Internet Explorer 9: the best and worst features
The beta version of Microsoft Internet Explorer 9 has only been available for two weeks, but we've been using it constantly during web browsing sessions since then. We discovered six things we really love about the new web browser... and six that we think need some work before the final version is released.
Six things about IE9 that could use some work...
1. Crowded user interface
To be sure, there is much more screen real estate devoted to displaying a web page. But this is simply the way IE9 looks under its default setting. Wait until you activate the Favourites bar and Command bar, both of which will take up space below the URL address/tabs bar. In addition, the status bar takes up additional space running along the bottom.
The problem is the combined URL address/tabs bar. Both functions share the same bar. If you keep more than a couple of tabs open at once (which most of us do), the tabs start to narrow and things can become cramped quickly.

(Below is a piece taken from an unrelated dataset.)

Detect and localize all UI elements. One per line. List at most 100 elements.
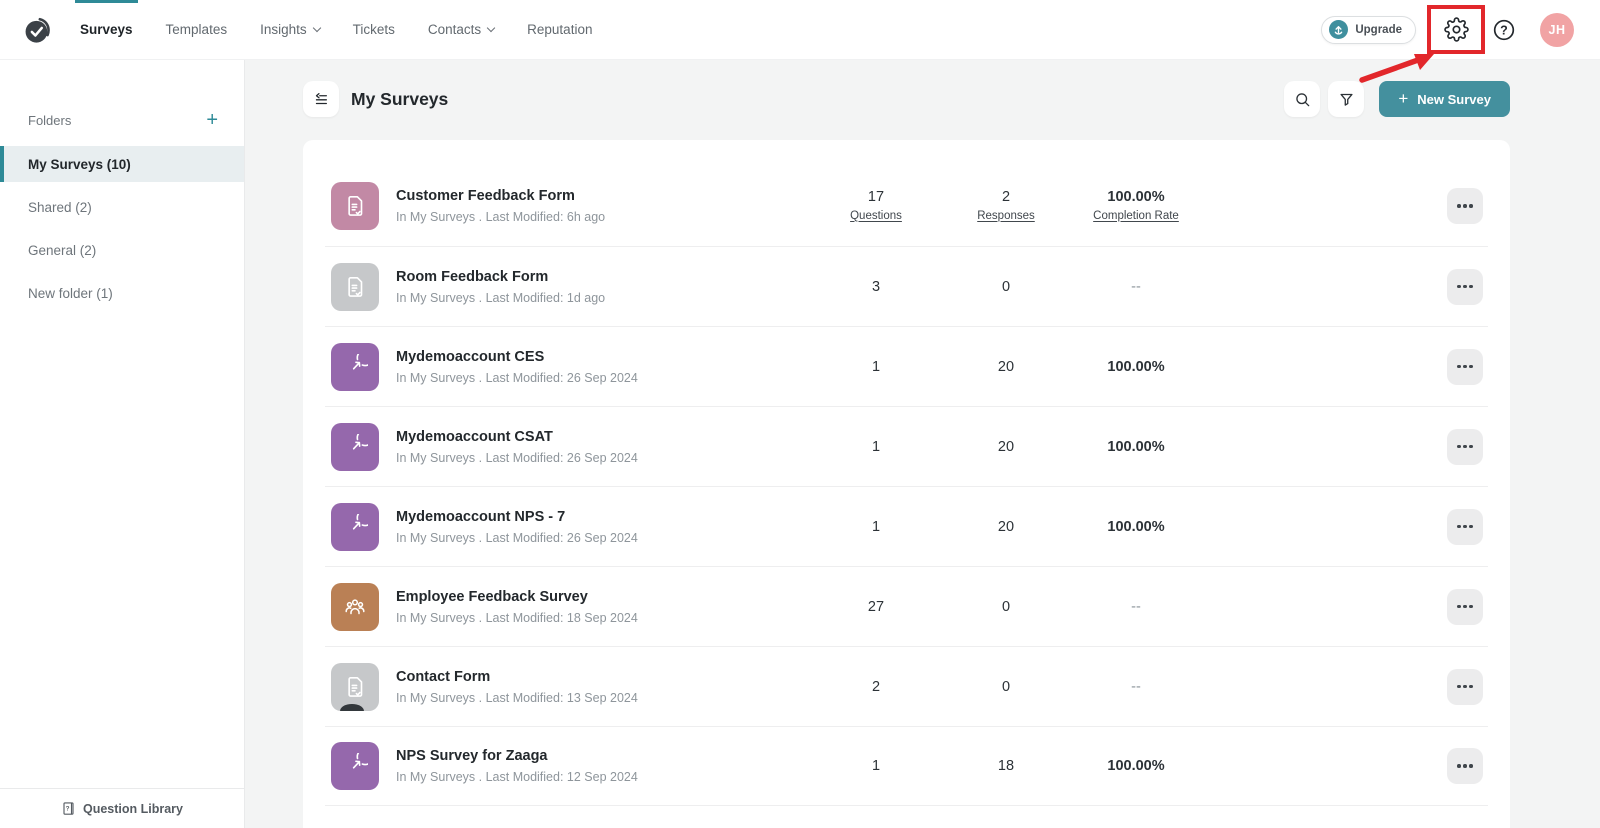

Additionally, when you have either the Favourites or Command bar turned on, the graphical design of an active, selected tab doesn't look like it's directly connected to the web page you're viewing.
2. Wonky colour coding
We found the colour labelling of tabs to be enigmatic. When we had multiple tabs open, they would sometimes become coloured differently, such as light blue, green, violet or yellow, along with shifting gradients of these hues. Even when the pages were fully loaded, these colours remained. What do they represent? Their purpose is not obviously presented, and we shouldn't have to look this information up.
3. The new 'dialer' page
IE9 includes a 'dialer' page, an idea popularised with Opera. Every blank tab you open shows thumbnails of the 10 sites IE9 deems you tend to visit most. Clicking a thumbnail opens a new tab connecting you to that site.
However, like the colour coding system applied to tabs, the additional graphical information shown in this feature is ill-defined. Each thumbnail has a bar below it, and this bar's length is based on the site's supposed status ('very active', 'active' and 'less active'). Huh? We'll assume this reflects the amount of memory, CPU cycles, or karma points each page uses, but this isn't clearly stated.
Worse, the colour of the bar below a thumbnail is meaningless - it is pulled from one of the colours used for the website's favicon and, otherwise, does not appear to convey any important technical information.